Nancy L. Saccone, PhD
308 Biotechnology Building
314-747-3263
Statistical genetics and psychiatric genetics. Development and application of analysis methods for studying the genetics of human disease and complex traits.

Tim Schedl, PhD
SMRB – Scott McKinley Research Building, room 5305
314-362-6162
Germ cell development in the model organism Caenorhabditis elegans. The major focuses are: control of the decision to proliferate or enter the meiotic pathway, control and coordination of meiotic prophase progression and gametogenesis, and control of meiotic maturation and ovulation.

James Skeath, PhD
SMRB – Scott McKinley Research Building, room 6315
314-362-0535
Identification of the genes and the elucidation of the molecular mechanisms that regulate the early events of Drosophila central neurogenesis; illumination of the mechanisms that form, pattern and specify the individual identities of the progenitor cells of the Drosophila embryonic CNS.

Gary D. Stormo, PhD
SMRB – Scott McKinley Research Building, room 4208
314-747-5534
Computational biology of protein-DNA interactions, RNA folding, gene and promoter finding.
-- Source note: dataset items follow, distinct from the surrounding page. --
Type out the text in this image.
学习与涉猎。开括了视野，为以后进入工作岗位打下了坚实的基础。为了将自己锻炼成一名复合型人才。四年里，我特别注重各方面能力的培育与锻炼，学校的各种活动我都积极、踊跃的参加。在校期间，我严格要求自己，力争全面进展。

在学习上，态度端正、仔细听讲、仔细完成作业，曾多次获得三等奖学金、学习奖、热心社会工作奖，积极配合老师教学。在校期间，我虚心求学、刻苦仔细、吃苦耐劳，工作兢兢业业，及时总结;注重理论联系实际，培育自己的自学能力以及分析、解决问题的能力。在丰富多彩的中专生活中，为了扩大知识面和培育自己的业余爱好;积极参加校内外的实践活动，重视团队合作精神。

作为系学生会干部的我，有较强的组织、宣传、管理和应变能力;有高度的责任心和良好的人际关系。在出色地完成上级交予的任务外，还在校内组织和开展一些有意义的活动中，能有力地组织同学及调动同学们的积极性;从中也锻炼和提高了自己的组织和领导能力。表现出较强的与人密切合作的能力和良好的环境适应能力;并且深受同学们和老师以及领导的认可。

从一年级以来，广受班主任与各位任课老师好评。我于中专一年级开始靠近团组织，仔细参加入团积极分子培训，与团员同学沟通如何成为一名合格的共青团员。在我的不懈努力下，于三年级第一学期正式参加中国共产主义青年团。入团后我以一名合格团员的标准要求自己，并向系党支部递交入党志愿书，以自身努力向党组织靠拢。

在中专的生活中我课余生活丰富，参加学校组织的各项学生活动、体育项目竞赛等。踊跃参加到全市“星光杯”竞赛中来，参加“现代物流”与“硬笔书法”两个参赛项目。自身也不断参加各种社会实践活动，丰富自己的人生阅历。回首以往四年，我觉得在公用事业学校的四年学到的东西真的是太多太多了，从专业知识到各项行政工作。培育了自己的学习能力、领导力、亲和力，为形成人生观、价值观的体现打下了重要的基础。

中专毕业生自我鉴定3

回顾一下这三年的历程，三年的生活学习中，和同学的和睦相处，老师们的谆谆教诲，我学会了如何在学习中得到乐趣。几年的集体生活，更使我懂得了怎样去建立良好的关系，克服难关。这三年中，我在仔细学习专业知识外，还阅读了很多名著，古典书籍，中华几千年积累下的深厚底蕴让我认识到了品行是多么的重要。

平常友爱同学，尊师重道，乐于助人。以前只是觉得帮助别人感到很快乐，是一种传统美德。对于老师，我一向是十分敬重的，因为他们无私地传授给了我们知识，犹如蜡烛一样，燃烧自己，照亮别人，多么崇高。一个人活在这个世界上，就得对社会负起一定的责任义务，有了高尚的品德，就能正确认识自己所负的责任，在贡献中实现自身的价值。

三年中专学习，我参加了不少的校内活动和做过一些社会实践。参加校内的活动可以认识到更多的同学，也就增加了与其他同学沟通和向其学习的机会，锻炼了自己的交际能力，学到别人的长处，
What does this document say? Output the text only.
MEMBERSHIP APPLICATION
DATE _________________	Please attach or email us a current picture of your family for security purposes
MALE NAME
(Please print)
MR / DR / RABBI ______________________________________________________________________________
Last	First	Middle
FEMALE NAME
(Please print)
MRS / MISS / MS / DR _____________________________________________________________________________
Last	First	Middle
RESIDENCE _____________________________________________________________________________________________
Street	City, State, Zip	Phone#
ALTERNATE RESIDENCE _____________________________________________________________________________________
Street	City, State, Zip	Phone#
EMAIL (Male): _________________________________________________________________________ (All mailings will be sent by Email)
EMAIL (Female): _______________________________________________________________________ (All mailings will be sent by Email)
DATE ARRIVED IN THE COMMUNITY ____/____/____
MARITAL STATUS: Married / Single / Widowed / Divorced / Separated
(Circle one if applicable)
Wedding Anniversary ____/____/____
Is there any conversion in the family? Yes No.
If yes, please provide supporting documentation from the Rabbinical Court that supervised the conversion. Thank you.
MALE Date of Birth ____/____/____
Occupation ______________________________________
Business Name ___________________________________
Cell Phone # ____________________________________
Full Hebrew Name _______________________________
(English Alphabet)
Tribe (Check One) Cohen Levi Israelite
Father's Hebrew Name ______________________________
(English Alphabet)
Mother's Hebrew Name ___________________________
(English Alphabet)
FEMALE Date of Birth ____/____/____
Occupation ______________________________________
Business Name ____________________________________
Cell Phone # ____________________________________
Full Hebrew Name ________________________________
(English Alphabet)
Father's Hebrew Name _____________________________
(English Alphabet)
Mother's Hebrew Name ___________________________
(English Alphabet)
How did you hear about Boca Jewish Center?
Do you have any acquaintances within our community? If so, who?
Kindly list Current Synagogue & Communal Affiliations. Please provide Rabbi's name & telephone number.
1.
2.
Biochemical analysis of DNA-protein interactions and gene regulation.

Ting Wang, PhD
SMRB – Scott McKinley Research Building, room 5211
314-286-0865
We work in the general field of computational genomics and epigenomics. We study the evolution of human regulatory networks, with a focus on mobile elements (or transposable elements) and their impact on gene regulation, their genetic and epigenetic control, and their roles in human biology and diseases.

Richard K. Wilson, PhD
Room 4122, 4444 Forest Park Building
314-286-1804
Genome research. Large-scale DNA sequence analysis of genomes and expressed genes (cDNAs) from humans, non-human primates, mammals, invertebrates, plants and various bacterial species.  Targeted genomic analysis of genes and regulatory elements in human cancers and other hereditary diseases. Development of novel technology for large-scale DNA sequence analysis and genetic analysis.